Going back to visit is an odd sensation. People are waiting with eager smiles to hear about life overseas, but you find that even with practice, words won’t do it justice. 

Family members ask, rather urgently, “Do you think you’ll move there? Permanently?” 

The answer of course is yes, but only in time can these sorts of plans be revealed. 

I think my bags have been packed from the day I was born. After seeing so much of the world at a young age, I felt somewhere deep down that I was supposed to be somewhere else. For years, I thought I’d end up somewhere like New York. I didn’t know I’d find love and a home in Dublin, Ireland. Now that I’m there, in that great Somewhere, I feel myself exhale for what feels like the first time in a while. 

I worked hard to be where I am now. I should celebrate once in a while. 

Coming back to your hometown after living abroad is always an adjustment. Your world feels smaller again. Yes, there are the ones that love you unconditionally, but things change. Life doesn’t stop for anyone. At some point, even the ones you loved struck out on their own. It’s your turn, too.

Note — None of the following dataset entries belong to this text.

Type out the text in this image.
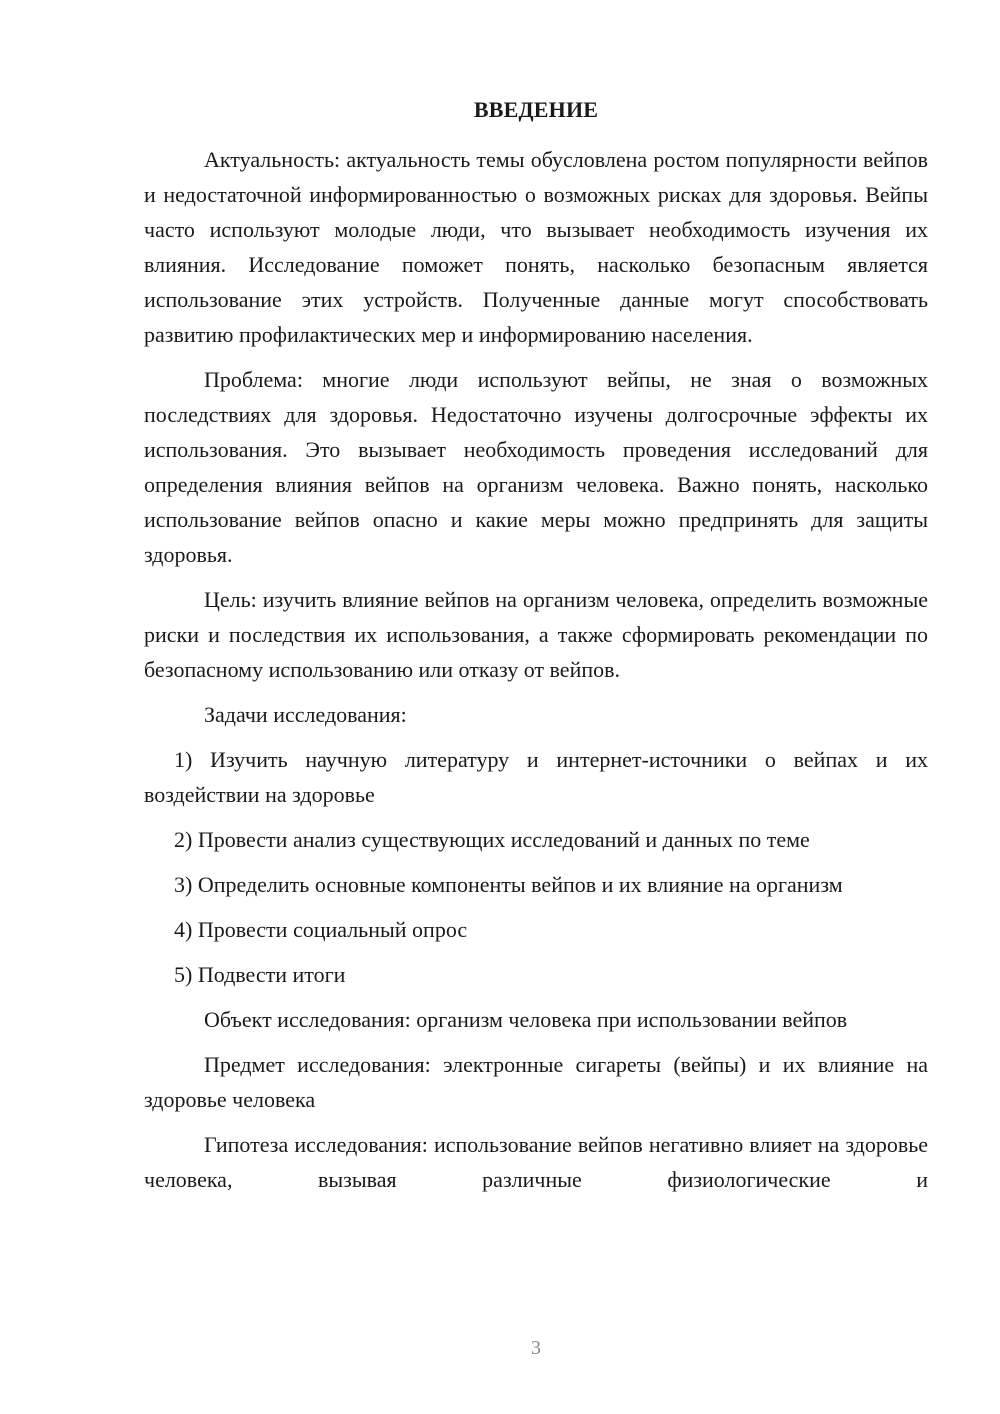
ВВЕДЕНИЕ

Актуальность: актуальность темы обусловлена ростом популярности вейпов и недостаточной информированностью о возможных рисках для здоровья. Вейпы часто используют молодые люди, что вызывает необходимость изучения их влияния. Исследование поможет понять, насколько безопасным является использование этих устройств. Полученные данные могут способствовать развитию профилактических мер и информированию населения.

Проблема: многие люди используют вейпы, не зная о возможных последствиях для здоровья. Недостаточно изучены долгосрочные эффекты их использования. Это вызывает необходимость проведения исследований для определения влияния вейпов на организм человека. Важно понять, насколько использование вейпов опасно и какие меры можно предпринять для защиты здоровья.

Цель: изучить влияние вейпов на организм человека, определить возможные риски и последствия их использования, а также сформировать рекомендации по безопасному использованию или отказу от вейпов.

Задачи исследования:

1) Изучить научную литературу и интернет-источники о вейпах и их воздействии на здоровье

2) Провести анализ существующих исследований и данных по теме

3) Определить основные компоненты вейпов и их влияние на организм

4) Провести социальный опрос

5) Подвести итоги

Объект исследования: организм человека при использовании вейпов

Предмет исследования: электронные сигареты (вейпы) и их влияние на здоровье человека

Гипотеза исследования: использование вейпов негативно влияет на здоровье человека, вызывая различные физиологические и

3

I don’t believe that your twenties are your “selfish years” like that popular Facebook posts asserts. At this age, we care deeply about our loved ones and the places we leave behind. It’s not that we are selfish, it’s that people my age who uproot themselves so wholly and completely want a life that’s their own. 

Personally, I want one that’s not defined by who I was years ago. I want to be the person I was meant to be, even if that means putting distance between the present and the past.

The place you called home for years isn’t home anymore, and that’s okay. You may feel like a stranger in your own bedroom. It’s a sign of life moving forward. Nothing is meant to stay the same. 

One of my favorite quotes from my favorite book reads, “the only way out of the labyrinth of suffering is to forgive.” Forgive yourself. Forgive others. Let yourself grow, and don’t hold back.